— Дерьмо ты, а не сыщик, — устало сказал он. — Зачем скрывал, что свидетельница у тебя? Защитничек. Ладно я заподозрил. После нашей встречи домой к тебе съездил да здесь побродил. Видел, как она из-за занавески подглядывала. Вечерком подъехал поболтать. Заодно банду ухлопал.
Я подполз к лежащей рядом Насте. Она была цела и невредима, только находилась в глубоком обмороке.
Дальше были оперативники, эксперты, фотографы, допросы. «Скорая помощь», на которой увозили Настю. Вроде бы я ехал с ней, держа за безжизненную холодную руку. Что-то говорил, а она ничего не отвечала, хотя и пришла в сознание. Врач в приемном покое долго допытывался, кем она мне приходится. Ему хотелось думать, что она моя любовница.
Прошла ночь, наступило утро, но солнце так и не выглянуло, все небо затянуто влажной скорбной хмарью. Я слонялся по безлюдному городу, потеряв счет времени. На мои ботинки налипла серая мокрая слизь, все то последнее, что осталось от ушедшей зимы. Потом я ступал по промерзлой черно-бурой поверхности, которую весна еще не успела согреть своим дыханием. И хождения эти казались мне бесконечными, а я сам себе — пустым и бесплотным, точно тень…
Почему даже сегодня меня не могли оставить в покое, откуда выплыло его слащаво красивое лицо? На патрульной машине меня доставили в Управление, где чуть ли не с распростертыми объятиями меня встречал помощник городского прокурора Константин Ремизов. По его просьбе длинноногая секретарша (а других он не держит) принесла горячий кофе и несколько бутербродов с красной икоркой.
— Вы теперь с этим рубоповцем Вершининым — герои дня, — лыбился Костя. — Правда, ему еще долго придется отписываться, почему он, работая по делу, проявлял такую самодеятельность. С начальством не согласовывал. Полномочия превысил. Устроил бойню, когда можно было сделать все чище и по закону. Это не горы, здесь цивилизация. Так что корячиться ему срок, если учтут прошлые боевые заслуги — отделается служебным несоответствием. Тебя это не касается, никаких нареканий от органов правопорядка. Думаю, ты заслуживаешь небольшого поощрения.

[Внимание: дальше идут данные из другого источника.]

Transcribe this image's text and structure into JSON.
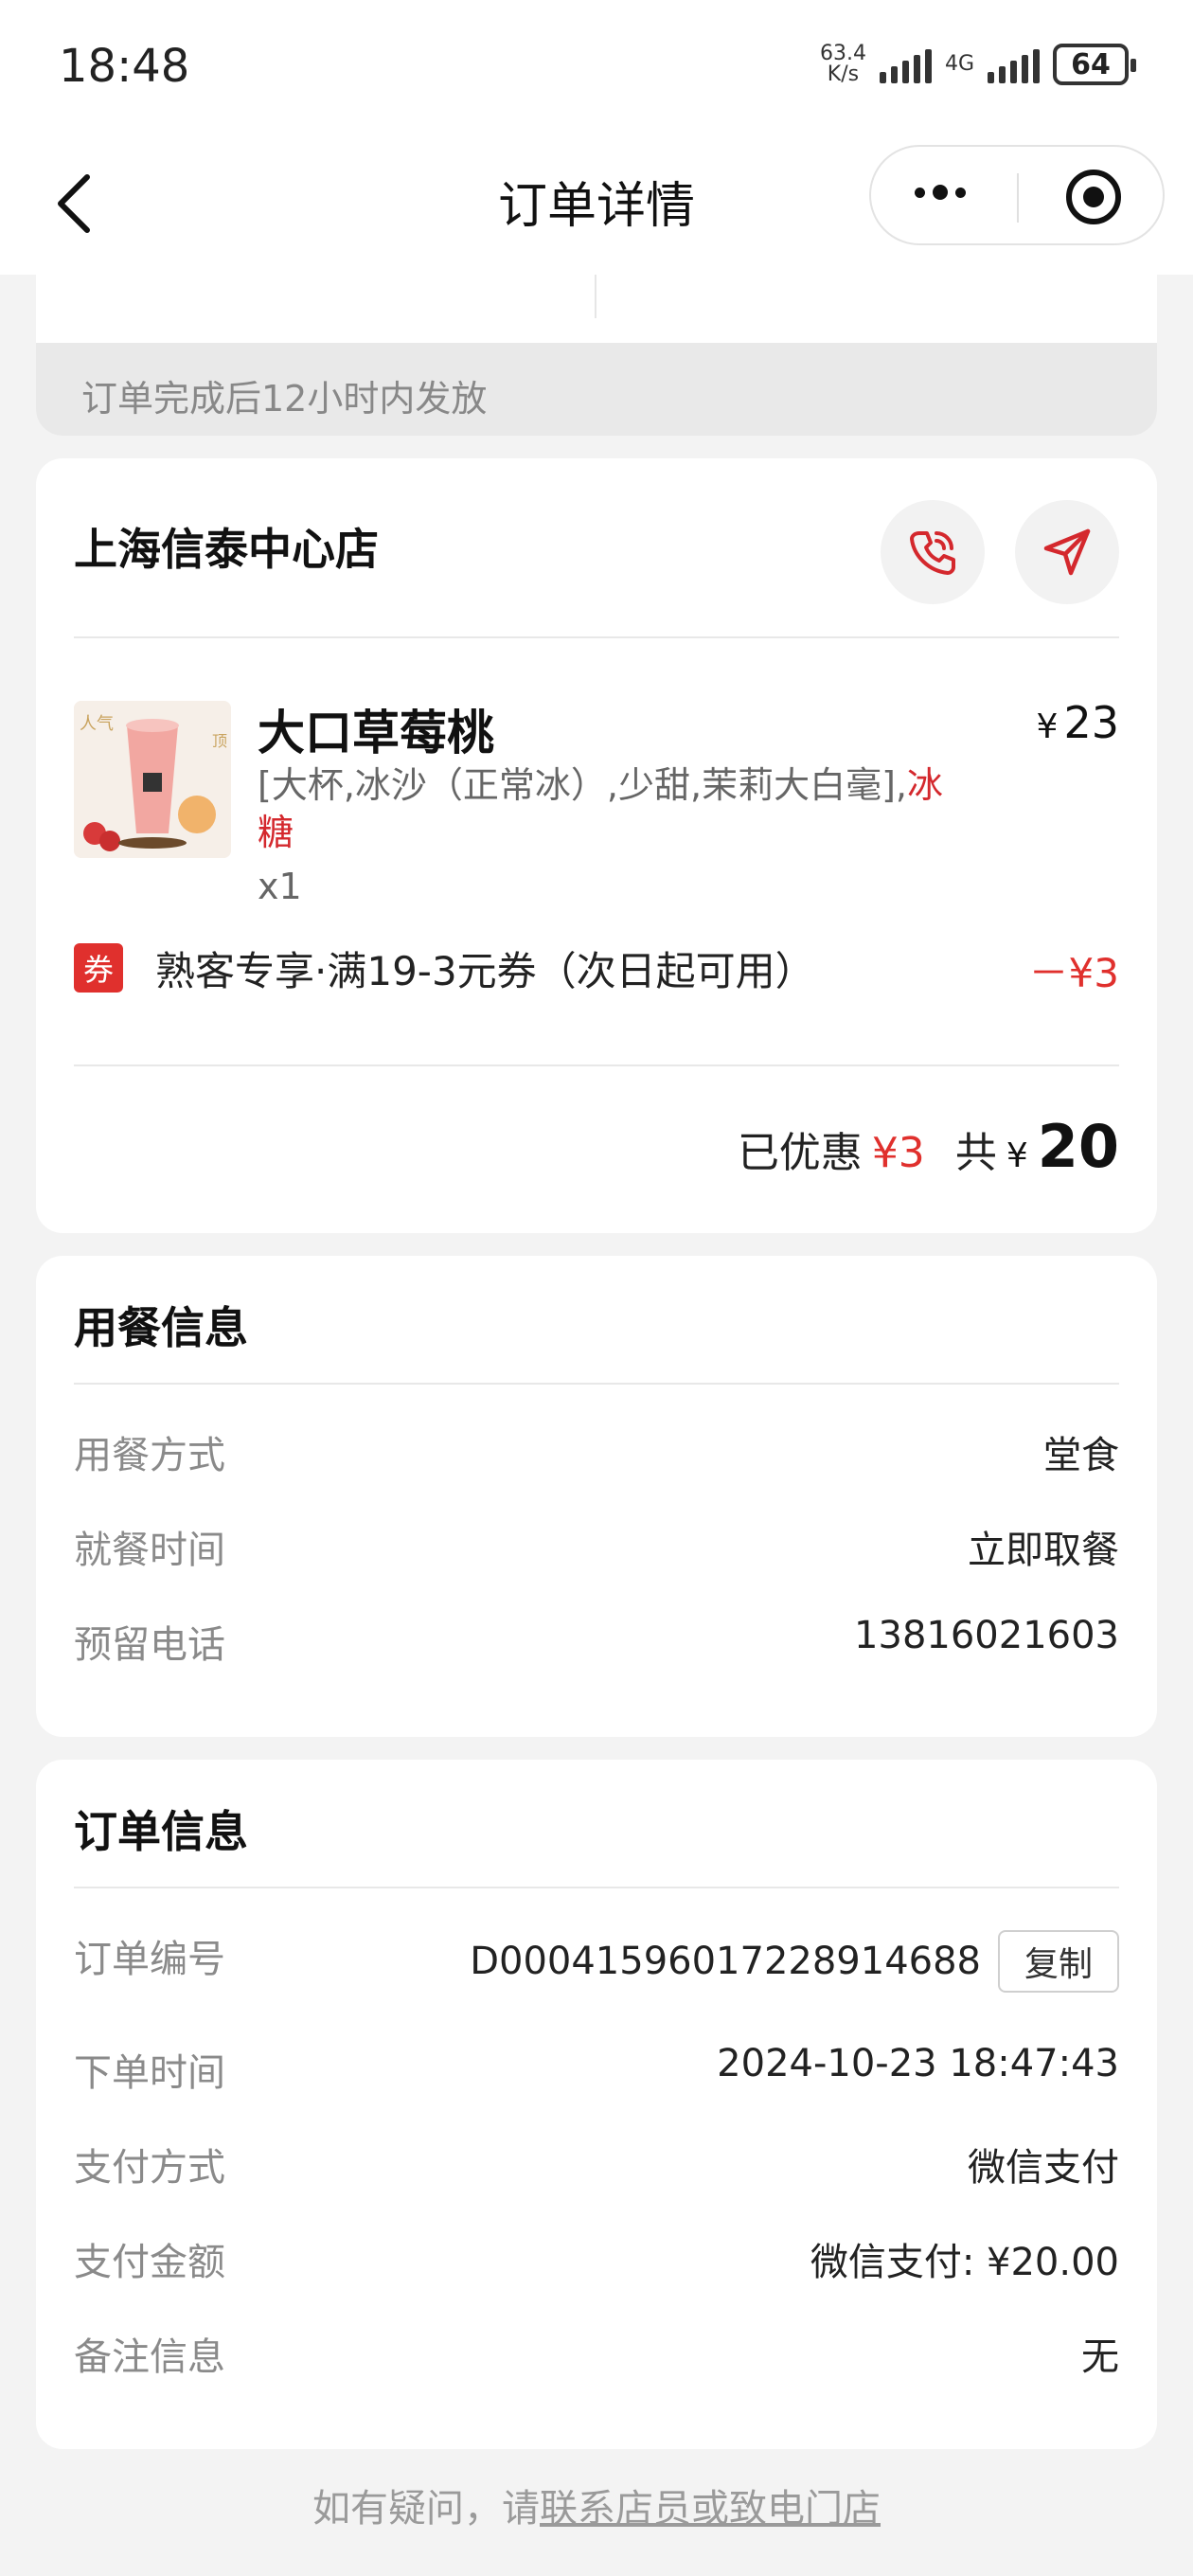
{
  "status_bar": {
    "time": "18:48",
    "net_speed_value": "63.4",
    "net_speed_unit": "K/s",
    "network_type": "4G",
    "battery": "64"
  },
  "nav": {
    "title": "订单详情",
    "icons": {
      "back": "chevron-left-icon",
      "more": "more-dots-icon",
      "close": "target-circle-icon"
    }
  },
  "notice": "订单完成后12小时内发放",
  "store": {
    "name": "上海信泰中心店",
    "icons": {
      "call": "phone-icon",
      "navigate": "navigation-arrow-icon"
    },
    "accent": "#d4282d"
  },
  "product": {
    "name": "大口草莓桃",
    "currency": "¥",
    "price": "23",
    "spec_main": "[大杯,冰沙（正常冰）,少甜,茉莉大白毫],",
    "spec_highlight": "冰糖",
    "qty": "x1",
    "image_badge_left": "人气",
    "image_badge_right": "顶"
  },
  "coupon": {
    "tag": "券",
    "text": "熟客专享·满19-3元券（次日起可用）",
    "amount": "－¥3"
  },
  "summary": {
    "discount_label": "已优惠",
    "discount_value": "¥3",
    "total_label": "共",
    "currency": "¥",
    "total_value": "20"
  },
  "dining": {
    "title": "用餐信息",
    "rows": [
      {
        "label": "用餐方式",
        "value": "堂食"
      },
      {
        "label": "就餐时间",
        "value": "立即取餐"
      },
      {
        "label": "预留电话",
        "value": "13816021603"
      }
    ]
  },
  "order": {
    "title": "订单信息",
    "copy_label": "复制",
    "rows": [
      {
        "label": "订单编号",
        "value": "D0004159601722891468​8"
      },
      {
        "label": "下单时间",
        "value": "2024-10-23 18:47:43"
      },
      {
        "label": "支付方式",
        "value": "微信支付"
      },
      {
        "label": "支付金额",
        "value": "微信支付: ¥20.00"
      },
      {
        "label": "备注信息",
        "value": "无"
      }
    ]
  },
  "footer": {
    "prefix": "如有疑问，请",
    "link": "联系店员或致电门店"
  }
}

— Мне платит администрация «Миллениума», — на всякий случай заметил я.
— Я не об этом, — отмахнулся Ремизов. — Просто хочется немного удовлетворить твой сыщицкий инстинкт, страсть ко всяким психологическим заморочкам. Ловили маньяка Клоуна, им оказался некто Андрей Снегирев. Не интересует, как он таким стал?
— Не так давно я это слышал из его уст, — сказал я. — И углубляться дальше не намерен. Я не психиатр. Я устал, вымотался, хочу спать.
— Ну если так… — равнодушно ответил правая рука прокурора. — А у меня предстоит содержательная беседа с матушкой Клоуна. Как там у классика: «Есть женщины в русских селеньях…» В сыночке души не чаяла. Когда он пропал без вести, ушла в монастырь. Ее с минуты на минуту доставят сюда. Остаешься?
— Остаюсь, — кивнул я.
Вскоре в кабинет набилось множество народу. Даже сам прокурор пожаловал; потирая полные влажные ручки, повторял значительно:
— Так-с, так-с…
Он был доволен, аж весь светился изнутри.
Наконец ввели мать Снегирева, сухонькую плоскогрудую женщину в монашеском одеянии. Она нерешительно застыла посреди кабинета, никак не ожидая такого скопления незнакомых, серьезных, наделенных властью людей. Лобастый прокурор закашлялся в кулак. Ремизов подскочил со своего места, раскланялся, расшаркался, выставил на середину кабинета стул. Женщина села.
— Ну что ж, гражданка… э-э… — официальным тоном изрек прокурор.
Ей уже сообщили о смерти сына, но глаза матери не увлажнились, она лишь поджала тонкие губы и тихо произнесла:
— На все воля Божья. Я буду молиться за спасение его души. Она обретет покой в раю. Иначе не может быть с защитниками Родины.
Монашка была не в курсе, кем стал ее сын, что это отморозок Клоун, чьи зверства держали в страхе весь город. Она свято верила, что рядовой Андрей Снегирев погиб в бою, когда и пропал без вести или в плену — несломленный, сохранивший веру. И вот только сейчас, спустя столько времени, об этом стало известно. Я надеялся, что никто не расскажет ей правды.